Home to stepping stone


Journalism junior Supriya Sridhar (top right) and other members of Pi Phi pose for a photo during rush August 2015. Provided by Supriya Sridhar

Siandhara Bonnet

Most young women join a sorority to find a community and to make friends. However, not all of those who join end up staying the traditional four years of undergraduate schooling.

As of May 31, 2016, there were 2,949 members in the Panhellenic Association, according to the official Panhellenic Look Book.

“I felt like it would be a good way for me to meet friends and become involved,” pre-nursing sophomore Kelsey Harris said via text.

Harris was a member of Gamma Phi Beta, or G-Phi, which has about more than 280 women in its Psi chapter, according to their official website. She said she left because she knew she would not be living in the house.

“I felt bad because I did not want my parents to be paying for something that I was not invested in because the dues are really expensive,” Harris said.
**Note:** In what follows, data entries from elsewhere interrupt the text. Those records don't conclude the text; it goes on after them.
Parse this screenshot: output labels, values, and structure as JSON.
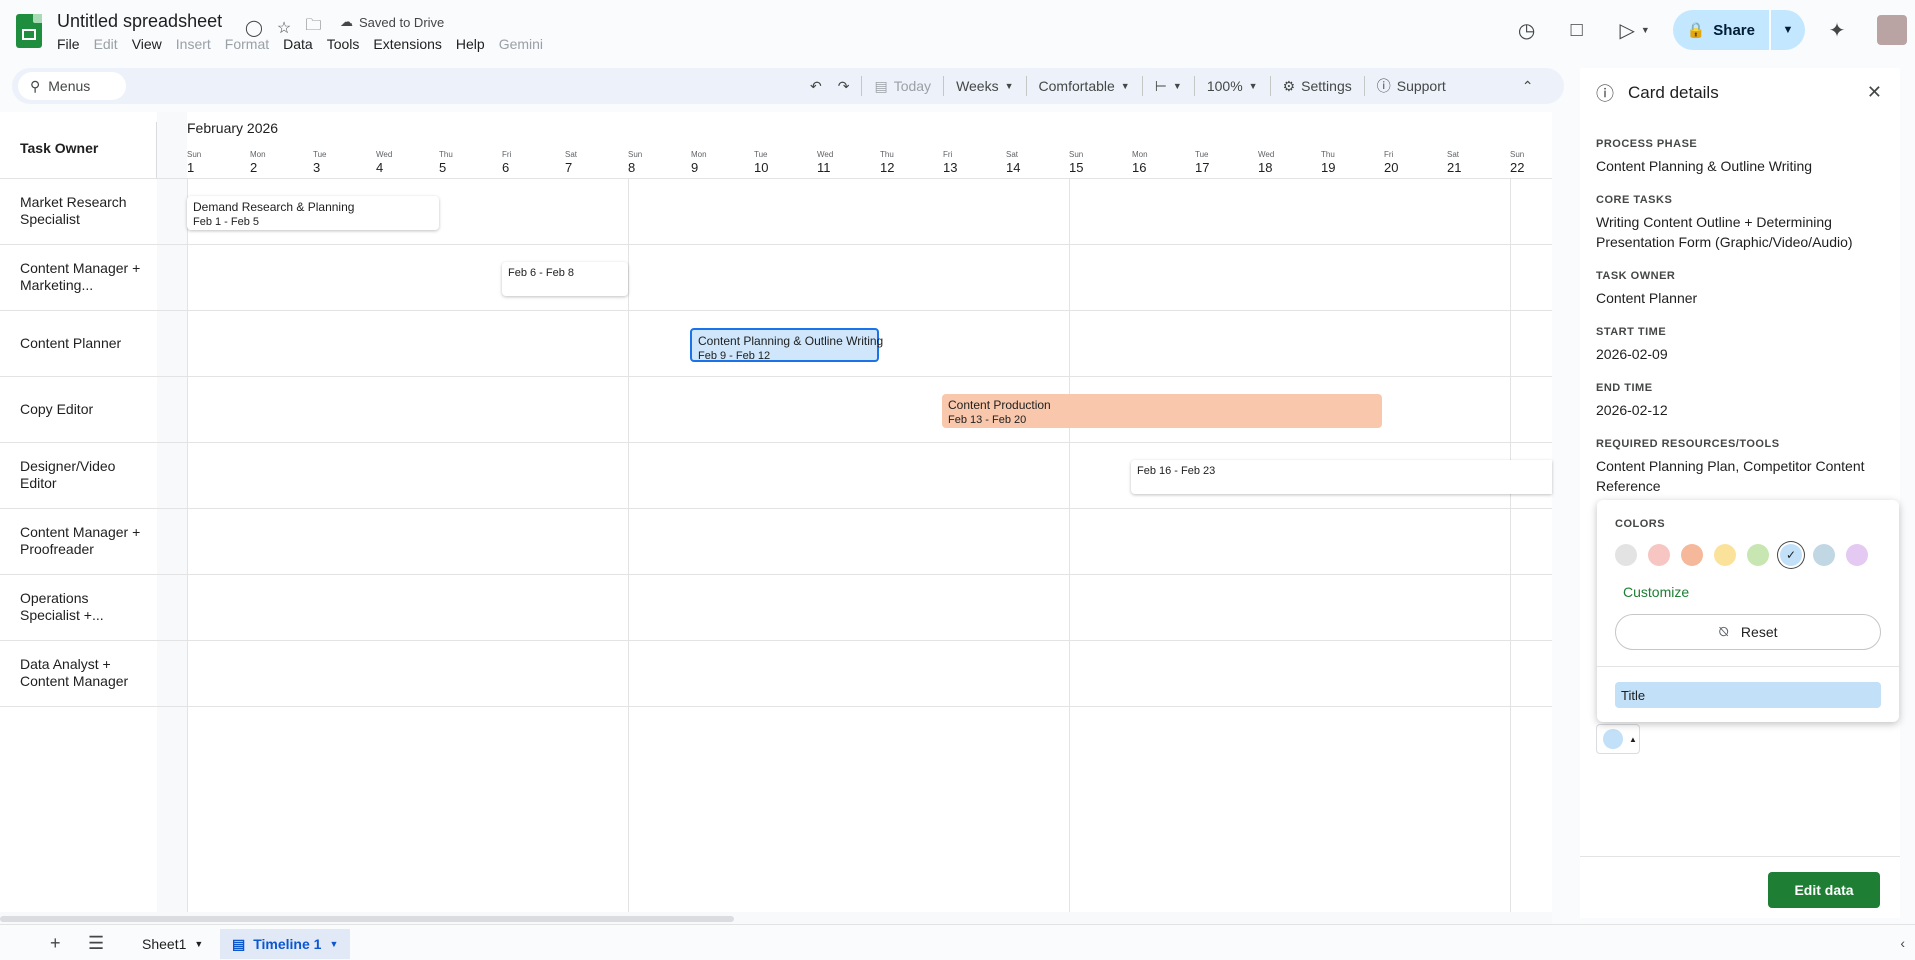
{
  "header": {
    "doc_title": "Untitled spreadsheet",
    "saved_status": "Saved to Drive",
    "menu": [
      "File",
      "Edit",
      "View",
      "Insert",
      "Format",
      "Data",
      "Tools",
      "Extensions",
      "Help",
      "Gemini"
    ],
    "share_label": "Share"
  },
  "toolbar": {
    "menus_label": "Menus",
    "today_label": "Today",
    "weeks_label": "Weeks",
    "density_label": "Comfortable",
    "zoom_label": "100%",
    "settings_label": "Settings",
    "support_label": "Support"
  },
  "timeline": {
    "month": "February 2026",
    "owner_header": "Task Owner",
    "days": [
      {
        "n": "Sun",
        "d": "1"
      },
      {
        "n": "Mon",
        "d": "2"
      },
      {
        "n": "Tue",
        "d": "3"
      },
      {
        "n": "Wed",
        "d": "4"
      },
      {
        "n": "Thu",
        "d": "5"
      },
      {
        "n": "Fri",
        "d": "6"
      },
      {
        "n": "Sat",
        "d": "7"
      },
      {
        "n": "Sun",
        "d": "8"
      },
      {
        "n": "Mon",
        "d": "9"
      },
      {
        "n": "Tue",
        "d": "10"
      },
      {
        "n": "Wed",
        "d": "11"
      },
      {
        "n": "Thu",
        "d": "12"
      },
      {
        "n": "Fri",
        "d": "13"
      },
      {
        "n": "Sat",
        "d": "14"
      },
      {
        "n": "Sun",
        "d": "15"
      },
      {
        "n": "Mon",
        "d": "16"
      },
      {
        "n": "Tue",
        "d": "17"
      },
      {
        "n": "Wed",
        "d": "18"
      },
      {
        "n": "Thu",
        "d": "19"
      },
      {
        "n": "Fri",
        "d": "20"
      },
      {
        "n": "Sat",
        "d": "21"
      },
      {
        "n": "Sun",
        "d": "22"
      }
    ],
    "owners": [
      "Market Research Specialist",
      "Content Manager + Marketing...",
      "Content Planner",
      "Copy Editor",
      "Designer/Video Editor",
      "Content Manager + Proofreader",
      "Operations Specialist +...",
      "Data Analyst + Content Manager"
    ],
    "cards": [
      {
        "title": "Demand Research & Planning",
        "dates": "Feb 1 - Feb 5",
        "style": "white"
      },
      {
        "title": "",
        "dates": "Feb 6 - Feb 8",
        "style": "white"
      },
      {
        "title": "Content Planning & Outline Writing",
        "dates": "Feb 9 - Feb 12",
        "style": "blue"
      },
      {
        "title": "Content Production",
        "dates": "Feb 13 - Feb 20",
        "style": "orange"
      },
      {
        "title": "",
        "dates": "Feb 16 - Feb 23",
        "style": "white"
      }
    ]
  },
  "sheets": {
    "tabs": [
      "Sheet1",
      "Timeline 1"
    ]
  },
  "panel": {
    "title": "Card details",
    "fields": [
      {
        "label": "PROCESS PHASE",
        "value": "Content Planning & Outline Writing"
      },
      {
        "label": "CORE TASKS",
        "value": "Writing Content Outline + Determining Presentation Form (Graphic/Video/Audio)"
      },
      {
        "label": "TASK OWNER",
        "value": "Content Planner"
      },
      {
        "label": "START TIME",
        "value": "2026-02-09"
      },
      {
        "label": "END TIME",
        "value": "2026-02-12"
      },
      {
        "label": "REQUIRED RESOURCES/TOOLS",
        "value": "Content Planning Plan, Competitor Content Reference"
      }
    ],
    "edit_label": "Edit data"
  },
  "color_popup": {
    "label": "COLORS",
    "swatches": [
      "#e3e3e3",
      "#f7c6c2",
      "#f6b89a",
      "#fbe29a",
      "#c7e6b1",
      "#c2e0f8",
      "#c1d7e3",
      "#e4c9f2"
    ],
    "selected_index": 5,
    "customize_label": "Customize",
    "reset_label": "Reset",
    "title_chip": "Title"
  }
}
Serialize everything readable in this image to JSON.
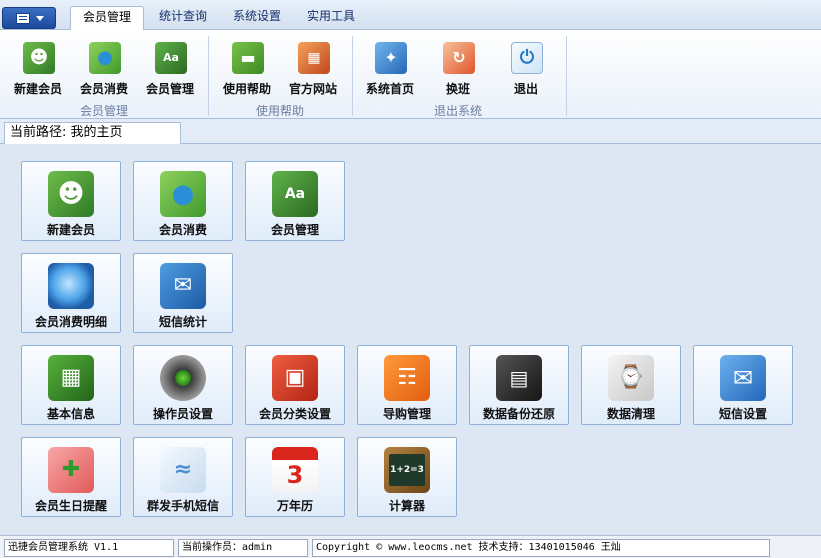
{
  "tabs": [
    "会员管理",
    "统计查询",
    "系统设置",
    "实用工具"
  ],
  "ribbon": {
    "buttons": [
      {
        "label": "新建会员",
        "icon": "member-book-icon"
      },
      {
        "label": "会员消费",
        "icon": "water-drop-icon"
      },
      {
        "label": "会员管理",
        "icon": "aa-book-icon"
      },
      {
        "label": "使用帮助",
        "icon": "chat-bubble-icon"
      },
      {
        "label": "官方网站",
        "icon": "storefront-icon"
      },
      {
        "label": "系统首页",
        "icon": "compass-icon"
      },
      {
        "label": "换班",
        "icon": "swap-icon"
      },
      {
        "label": "退出",
        "icon": "power-icon"
      }
    ],
    "groups": [
      "会员管理",
      "使用帮助",
      "退出系统"
    ]
  },
  "path": {
    "label": "当前路径:",
    "value": "我的主页"
  },
  "tiles": [
    {
      "label": "新建会员",
      "icon": "member-book-icon"
    },
    {
      "label": "会员消费",
      "icon": "water-drop-icon"
    },
    {
      "label": "会员管理",
      "icon": "aa-book-icon"
    },
    {
      "label": "会员消费明细",
      "icon": "magnifier-icon"
    },
    {
      "label": "短信统计",
      "icon": "mail-icon"
    },
    {
      "label": "基本信息",
      "icon": "chip-icon"
    },
    {
      "label": "操作员设置",
      "icon": "gear-icon"
    },
    {
      "label": "会员分类设置",
      "icon": "puzzle-icon"
    },
    {
      "label": "导购管理",
      "icon": "org-chart-icon"
    },
    {
      "label": "数据备份还原",
      "icon": "floppy-disk-icon"
    },
    {
      "label": "数据清理",
      "icon": "shopping-cart-icon"
    },
    {
      "label": "短信设置",
      "icon": "envelope-icon"
    },
    {
      "label": "会员生日提醒",
      "icon": "gift-icon"
    },
    {
      "label": "群发手机短信",
      "icon": "wifi-icon"
    },
    {
      "label": "万年历",
      "icon": "calendar-icon",
      "day": "3"
    },
    {
      "label": "计算器",
      "icon": "calculator-board-icon",
      "formula": "1+2=3"
    }
  ],
  "status": {
    "app": "迅捷会员管理系统 V1.1",
    "operator": "当前操作员：admin",
    "copyright": "Copyright © www.leocms.net 技术支持：13401015046 王灿"
  }
}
For journalism junior Supriya Sridhar, her and her friends at Pi Beta Phi, or Pi Phi, began to see each other more outside of sorority sanctioned events than in them.

“Now we all have our own lives. … We found our own places on campus,” Sridhar said. “We found the things that we were passionate about like college is supposed to make you, but those things no longer revolve around (Pi Phi).”

Sridhar said the house ended up being a place to go.